Logo redesigns have gone wrong: What happened and how to learn from it

logo designer

When you’ve been in business for a while, there’s always the temptation to want to change things up. Maybe your website needs an overhaul.

Maybe your Facebook page needs a new direction. Perhaps your marketing department has gotten older and slower than the competition. And there’s always the company logo.

There seem to be two kinds of companies when it comes to logo design: Those who love their logo and can’t imagine ever wanting to do anything to it other than some minor tweaks and maybe an accent color or two, and those who would burn the whole thing to the ground tomorrow if they could and start from the ashes as soon as possible, rifling through their Rolodex for logo design service companies.

The problem is that it is ever so difficult to know when your logo is actually getting stale and needs refreshing.
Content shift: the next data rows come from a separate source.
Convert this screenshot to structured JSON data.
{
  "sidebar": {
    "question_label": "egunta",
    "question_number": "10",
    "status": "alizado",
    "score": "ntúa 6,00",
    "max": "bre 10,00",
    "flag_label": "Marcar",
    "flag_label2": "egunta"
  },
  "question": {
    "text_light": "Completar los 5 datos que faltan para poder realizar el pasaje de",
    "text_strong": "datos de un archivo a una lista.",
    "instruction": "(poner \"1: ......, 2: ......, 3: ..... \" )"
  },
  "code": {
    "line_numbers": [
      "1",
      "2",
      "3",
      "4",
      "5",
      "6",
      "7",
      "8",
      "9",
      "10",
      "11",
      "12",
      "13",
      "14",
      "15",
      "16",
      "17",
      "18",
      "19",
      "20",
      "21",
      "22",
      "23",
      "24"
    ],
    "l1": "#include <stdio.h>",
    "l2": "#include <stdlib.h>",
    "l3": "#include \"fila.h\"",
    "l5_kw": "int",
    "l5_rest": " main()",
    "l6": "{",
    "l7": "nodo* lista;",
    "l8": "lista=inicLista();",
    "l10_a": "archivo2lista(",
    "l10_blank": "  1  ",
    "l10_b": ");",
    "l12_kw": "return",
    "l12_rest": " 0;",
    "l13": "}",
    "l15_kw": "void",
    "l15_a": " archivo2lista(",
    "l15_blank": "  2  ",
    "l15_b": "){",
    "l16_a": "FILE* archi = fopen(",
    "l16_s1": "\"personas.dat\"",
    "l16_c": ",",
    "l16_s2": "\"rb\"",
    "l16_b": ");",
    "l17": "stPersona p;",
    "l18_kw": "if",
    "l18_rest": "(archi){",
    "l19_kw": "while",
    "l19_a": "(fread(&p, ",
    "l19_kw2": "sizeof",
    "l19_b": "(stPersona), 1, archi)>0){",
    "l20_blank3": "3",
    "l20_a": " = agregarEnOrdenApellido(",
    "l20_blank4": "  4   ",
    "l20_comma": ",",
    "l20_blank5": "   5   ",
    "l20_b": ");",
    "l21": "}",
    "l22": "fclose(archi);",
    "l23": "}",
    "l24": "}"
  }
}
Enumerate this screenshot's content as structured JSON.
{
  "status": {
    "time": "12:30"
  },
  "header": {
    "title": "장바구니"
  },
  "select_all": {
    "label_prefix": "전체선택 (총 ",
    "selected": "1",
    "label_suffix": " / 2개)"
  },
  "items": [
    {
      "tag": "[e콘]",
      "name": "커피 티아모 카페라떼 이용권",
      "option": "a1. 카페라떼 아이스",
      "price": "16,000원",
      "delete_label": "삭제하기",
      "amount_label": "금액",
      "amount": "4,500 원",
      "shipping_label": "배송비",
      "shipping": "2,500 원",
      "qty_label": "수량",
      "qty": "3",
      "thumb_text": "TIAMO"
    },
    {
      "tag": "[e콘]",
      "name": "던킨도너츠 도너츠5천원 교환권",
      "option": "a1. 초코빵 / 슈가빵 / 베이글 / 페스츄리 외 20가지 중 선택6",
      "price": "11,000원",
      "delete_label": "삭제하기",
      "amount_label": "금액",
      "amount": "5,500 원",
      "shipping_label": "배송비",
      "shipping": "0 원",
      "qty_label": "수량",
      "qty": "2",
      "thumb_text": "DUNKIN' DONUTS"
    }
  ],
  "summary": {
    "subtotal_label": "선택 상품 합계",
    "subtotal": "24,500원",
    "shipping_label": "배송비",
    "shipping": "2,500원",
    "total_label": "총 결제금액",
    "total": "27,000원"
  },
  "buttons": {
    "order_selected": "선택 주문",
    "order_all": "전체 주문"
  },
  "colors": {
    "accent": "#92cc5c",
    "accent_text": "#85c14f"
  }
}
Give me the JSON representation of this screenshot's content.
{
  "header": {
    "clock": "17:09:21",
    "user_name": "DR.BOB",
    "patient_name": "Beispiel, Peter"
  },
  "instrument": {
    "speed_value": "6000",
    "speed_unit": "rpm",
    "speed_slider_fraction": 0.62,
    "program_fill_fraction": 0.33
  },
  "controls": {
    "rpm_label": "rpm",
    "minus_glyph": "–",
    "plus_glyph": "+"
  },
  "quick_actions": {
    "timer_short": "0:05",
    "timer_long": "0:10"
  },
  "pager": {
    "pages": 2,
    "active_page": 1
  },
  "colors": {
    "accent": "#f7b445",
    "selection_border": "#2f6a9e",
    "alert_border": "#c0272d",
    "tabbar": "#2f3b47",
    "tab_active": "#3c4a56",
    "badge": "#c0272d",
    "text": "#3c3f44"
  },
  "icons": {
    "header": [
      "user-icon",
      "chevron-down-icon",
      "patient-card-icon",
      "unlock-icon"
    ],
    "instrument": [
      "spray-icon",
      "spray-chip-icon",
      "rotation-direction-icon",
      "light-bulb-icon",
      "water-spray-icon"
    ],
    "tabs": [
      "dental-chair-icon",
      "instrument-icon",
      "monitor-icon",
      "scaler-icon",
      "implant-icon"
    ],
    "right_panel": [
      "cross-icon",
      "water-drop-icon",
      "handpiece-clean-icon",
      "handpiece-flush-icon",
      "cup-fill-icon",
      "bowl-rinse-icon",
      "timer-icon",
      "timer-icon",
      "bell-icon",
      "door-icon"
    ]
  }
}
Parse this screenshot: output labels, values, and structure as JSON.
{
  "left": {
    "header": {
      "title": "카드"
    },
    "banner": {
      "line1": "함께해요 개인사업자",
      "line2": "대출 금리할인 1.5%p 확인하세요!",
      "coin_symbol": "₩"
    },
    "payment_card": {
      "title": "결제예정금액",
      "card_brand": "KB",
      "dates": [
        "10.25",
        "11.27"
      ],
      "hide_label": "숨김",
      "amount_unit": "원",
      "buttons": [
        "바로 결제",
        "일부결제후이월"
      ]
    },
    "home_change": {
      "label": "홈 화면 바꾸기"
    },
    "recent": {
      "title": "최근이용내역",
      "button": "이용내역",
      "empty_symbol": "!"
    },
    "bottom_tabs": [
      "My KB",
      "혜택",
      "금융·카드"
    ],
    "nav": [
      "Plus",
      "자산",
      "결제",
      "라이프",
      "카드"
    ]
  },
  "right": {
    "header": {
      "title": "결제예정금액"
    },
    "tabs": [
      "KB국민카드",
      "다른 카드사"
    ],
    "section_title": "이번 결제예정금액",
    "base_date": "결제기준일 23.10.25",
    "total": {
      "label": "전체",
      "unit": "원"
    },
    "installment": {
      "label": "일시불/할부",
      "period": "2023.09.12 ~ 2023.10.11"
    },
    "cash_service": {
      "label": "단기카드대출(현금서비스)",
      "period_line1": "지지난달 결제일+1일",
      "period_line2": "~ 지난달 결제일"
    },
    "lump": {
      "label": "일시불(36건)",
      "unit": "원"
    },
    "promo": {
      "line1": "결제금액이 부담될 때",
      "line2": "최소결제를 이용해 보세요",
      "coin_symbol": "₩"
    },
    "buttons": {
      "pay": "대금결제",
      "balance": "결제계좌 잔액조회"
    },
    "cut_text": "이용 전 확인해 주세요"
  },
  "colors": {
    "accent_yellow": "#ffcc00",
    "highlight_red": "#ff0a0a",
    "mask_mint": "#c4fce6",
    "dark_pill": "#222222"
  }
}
Key decision-makers inside a company often can’t see past the end of their own nose to understand how their company and the logo that represents it are being viewed by loyal customers and newcomers to the brand.

When they see rivals putting out new logos and new ad campaigns, they get that terrible, itchy trigger finger to respond in kind. They can find it very difficult to understand that customers see the logo as something to trust, something to stand by, something that has always been around and makes you feel good that it always will be.

If you still need convincing, check out the following companies, all of them long-standing successes, who couldn’t leave a good thing well enough alone. When they decided to change their logos, things got ugly, and the results speak for themselves.

Tropicana

The orange juice company owned by PepsiCo took the plunge for a new look about 10 years ago. Gone was the well-known straw sticking out of an orange design, and it was a very simple logo with a white background, green lettering, and a simple glass of orange juice on the container.

Formerly known for its dazzling colors, Tropicana’s products were now being mistaken for the generic brands sold by grocery stores. Customers were complaining that Tropicana products were gone from stores, but they just weren’t seeing them. In two months, sales dropped a staggering 20%, and the powers that be pulled the plug and went back to the original look.

Gap

The American retail clothing company had been popular for decades by 2010, making the most out of simplicity with white text in a blue box. Short and sweet, right?

Well, apparently that’s not what corporate thought because they suddenly pulled the logo and replaced it with a snooze-worthy, Helvetica-powered replacement with black text barely touching a small blue box. Social media was powerful enough by then to unleash its fury, and the Gap backtracked quickly, reverting to the other look after just one week.

JCPenny

You think one clothing retailer would have learned from the other’s mistake, but that wasn’t the case for JCPenny, which took its long-term logo and made it into the world’s worst postage stamp, with JCP crammed into a tiny blue circle at the top of a red square.

The brand creator trashed the company when it reverted to its own form after a few months, and the brand even issued an apology asking others to come back.

Coke

The 1985 debacle known as New Coke is the stuff of advertising legends. They changed the font, the logo, the name, and the recipe. And here’s the worst part, it was terrible.

Pepsi loomed largely and Coca-Cola seemed to be on the verge of waning in the great software wars until the powers that be admitted their miserable mistake and wiped out New Coke in a heartbeat, bringing back the glorious swooping cursive lines of the original.